Он слышал позади мягкий плеск воды, шлепанье тел по камням, звук капель, переступание мокрых ног.

— Я брат Вениамин, — сказал голос позади него.

— Я Юлиан из патрицианского рода Аврелиев, родственник императора Асилезия, — произнес Юлиан, не оборачиваясь. — Я могу представить рекомендательные письма.

— Значит, вы телнарианец, — произнес голос.

— Да, — подтвердил Юлиан.

— Он пришел, чтобы спросить про Пса, — объяснил брат Грегори.

— Уже много лет я жду, когда меня спросят о нем, — вздохнул голос позади, — но даже не подозревал, что это будет телнарианец.

— А кто же? — полюбопытствовал Юлиан.

— Я думал, ко мне придет вандал-отунг. Брат Грегори пожал плечами.

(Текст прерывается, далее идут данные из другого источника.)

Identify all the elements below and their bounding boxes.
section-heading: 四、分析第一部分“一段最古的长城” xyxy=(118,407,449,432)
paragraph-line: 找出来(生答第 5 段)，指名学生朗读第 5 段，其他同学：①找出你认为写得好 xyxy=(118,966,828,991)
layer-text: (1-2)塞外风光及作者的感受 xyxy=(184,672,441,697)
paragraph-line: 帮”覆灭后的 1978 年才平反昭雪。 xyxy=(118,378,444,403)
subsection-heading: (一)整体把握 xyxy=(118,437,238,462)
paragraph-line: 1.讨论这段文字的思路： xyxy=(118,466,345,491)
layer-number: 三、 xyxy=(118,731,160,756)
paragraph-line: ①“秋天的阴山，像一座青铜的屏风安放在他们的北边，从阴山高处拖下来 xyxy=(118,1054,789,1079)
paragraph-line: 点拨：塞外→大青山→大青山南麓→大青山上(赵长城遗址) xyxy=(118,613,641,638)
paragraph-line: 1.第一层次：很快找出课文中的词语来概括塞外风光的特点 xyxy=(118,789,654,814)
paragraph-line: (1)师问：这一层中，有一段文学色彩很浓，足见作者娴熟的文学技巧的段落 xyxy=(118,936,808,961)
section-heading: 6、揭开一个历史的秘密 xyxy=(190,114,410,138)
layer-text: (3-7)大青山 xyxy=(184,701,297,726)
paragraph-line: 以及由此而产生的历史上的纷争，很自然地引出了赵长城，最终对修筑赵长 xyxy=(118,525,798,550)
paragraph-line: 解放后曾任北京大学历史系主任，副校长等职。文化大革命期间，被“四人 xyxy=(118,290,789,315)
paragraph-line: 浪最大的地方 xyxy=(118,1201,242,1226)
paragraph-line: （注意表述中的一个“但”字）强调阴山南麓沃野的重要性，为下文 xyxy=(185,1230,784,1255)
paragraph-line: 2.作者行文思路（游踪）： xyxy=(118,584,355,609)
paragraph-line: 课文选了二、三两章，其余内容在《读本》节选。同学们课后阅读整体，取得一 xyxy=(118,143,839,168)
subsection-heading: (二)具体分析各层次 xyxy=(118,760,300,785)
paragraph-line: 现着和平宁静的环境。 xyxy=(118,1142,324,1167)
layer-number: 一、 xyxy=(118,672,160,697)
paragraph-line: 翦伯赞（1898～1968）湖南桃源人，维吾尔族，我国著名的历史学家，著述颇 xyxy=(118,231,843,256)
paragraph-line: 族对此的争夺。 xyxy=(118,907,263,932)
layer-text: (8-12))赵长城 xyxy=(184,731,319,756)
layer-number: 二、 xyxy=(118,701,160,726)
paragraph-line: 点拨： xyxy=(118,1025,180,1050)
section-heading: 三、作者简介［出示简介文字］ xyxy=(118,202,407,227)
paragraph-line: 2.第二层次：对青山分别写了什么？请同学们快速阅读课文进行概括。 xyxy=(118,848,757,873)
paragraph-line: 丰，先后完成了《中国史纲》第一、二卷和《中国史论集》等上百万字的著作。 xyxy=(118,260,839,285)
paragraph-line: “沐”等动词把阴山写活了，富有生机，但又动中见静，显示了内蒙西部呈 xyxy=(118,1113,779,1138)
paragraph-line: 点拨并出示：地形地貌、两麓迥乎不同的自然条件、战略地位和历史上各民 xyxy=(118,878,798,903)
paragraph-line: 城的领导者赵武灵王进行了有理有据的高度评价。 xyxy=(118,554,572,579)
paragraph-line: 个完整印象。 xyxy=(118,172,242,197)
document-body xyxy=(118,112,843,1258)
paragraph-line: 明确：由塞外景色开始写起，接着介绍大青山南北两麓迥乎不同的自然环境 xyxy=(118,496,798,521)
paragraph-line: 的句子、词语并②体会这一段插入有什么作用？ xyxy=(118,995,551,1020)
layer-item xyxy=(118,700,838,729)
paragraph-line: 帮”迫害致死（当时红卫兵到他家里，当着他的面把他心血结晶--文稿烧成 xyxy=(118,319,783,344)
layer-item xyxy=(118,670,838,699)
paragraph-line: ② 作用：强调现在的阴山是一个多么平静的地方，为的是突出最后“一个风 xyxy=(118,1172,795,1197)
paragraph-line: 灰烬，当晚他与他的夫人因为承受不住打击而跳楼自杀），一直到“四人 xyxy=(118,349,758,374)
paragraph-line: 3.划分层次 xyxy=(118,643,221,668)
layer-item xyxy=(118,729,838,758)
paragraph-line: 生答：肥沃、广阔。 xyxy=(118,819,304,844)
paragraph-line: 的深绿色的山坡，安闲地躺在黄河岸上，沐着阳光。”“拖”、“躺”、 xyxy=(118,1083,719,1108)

— Так вам известно происхождение человека, которого вы называете Псом? — спросил Юлиан.

— Да, — ответил голос.

— Вы можете подтвердить его?

— Конечно.

— Мне можно повернуться? — спросил Юлиан.

— Лучше не надо, — ответил брат Грегори. — Он наполовину одет, но раны от покаяний еще свежие. Это признак суетности — носить одежду.

— Что это за покаяния? — спросил Юлиан.

— Мы приносим их с помощью каменных зазубрин на стенках бассейна.

— Так чем вы можете подтвердить свои слова? — обратился Юлиан к брату Вениамину.

— Я покажу вам, — ответил голос. — Ступайте впереди меня по лестнице.

Брат Грегори направился вперед, освещая ступени лампой, Юлиан последовал за ним. Позади шли братья, каждый со своей лампой, и приглушенно пели гимн Флоону.

— Вы не откажетесь пообедать с нами в трапезной и остаться переночевать? — спросил брат Грегори.

— К сожалению, мне пора уезжать, — ответил Юлиан.

— В нашем фестанге бывает мало посетителей, — пояснил брат Грегори. — За последние два года вы — единственный гость.

— Мне очень жаль, — повторил Юлиан.

— Некоторые из более слабых братьев, боюсь, что и меня можно причислить к ним, — сказал брат Грегори, — жаждут услышать новости о внешнем мире. Путешествовать ночью очень опасно — автоматические устройства ставятся на определенное время, кое-где мы спускаем собак. Вряд ли вы доберетесь до деревни живым.

— Тогда я буду рад принять ваше приглашение, — ответил Юлиан.

— Отлично! — заметно обрадовался брат Грегори. Поднимаясь по лестнице, Юлиан заметил, как и при спуске, что ее ступени покрыты темными пятнами.

Он обратил внимание в одной из ниш на изображение Флоона на электрическом стуле, или, скорее, растянутым на раскаленной дыбе. Выражение ужасной боли на его лице, мучительно изогнутое тело заставили Юлиана почувствовать тошноту. Как отличалось все это от яркого солнечного света и голубых небес пантеона Орака!

Но именно здесь, в фестанге Сим-Гьядини, находилась тайна происхождения крестьянина, или гладиатора, или воина, или вождя, или капитана, известного под именем Отто, или Оттония.

— Что это за доказательство? — спросил Юлиан.

— Сейчас вы увидите, — пообещал голос позади него.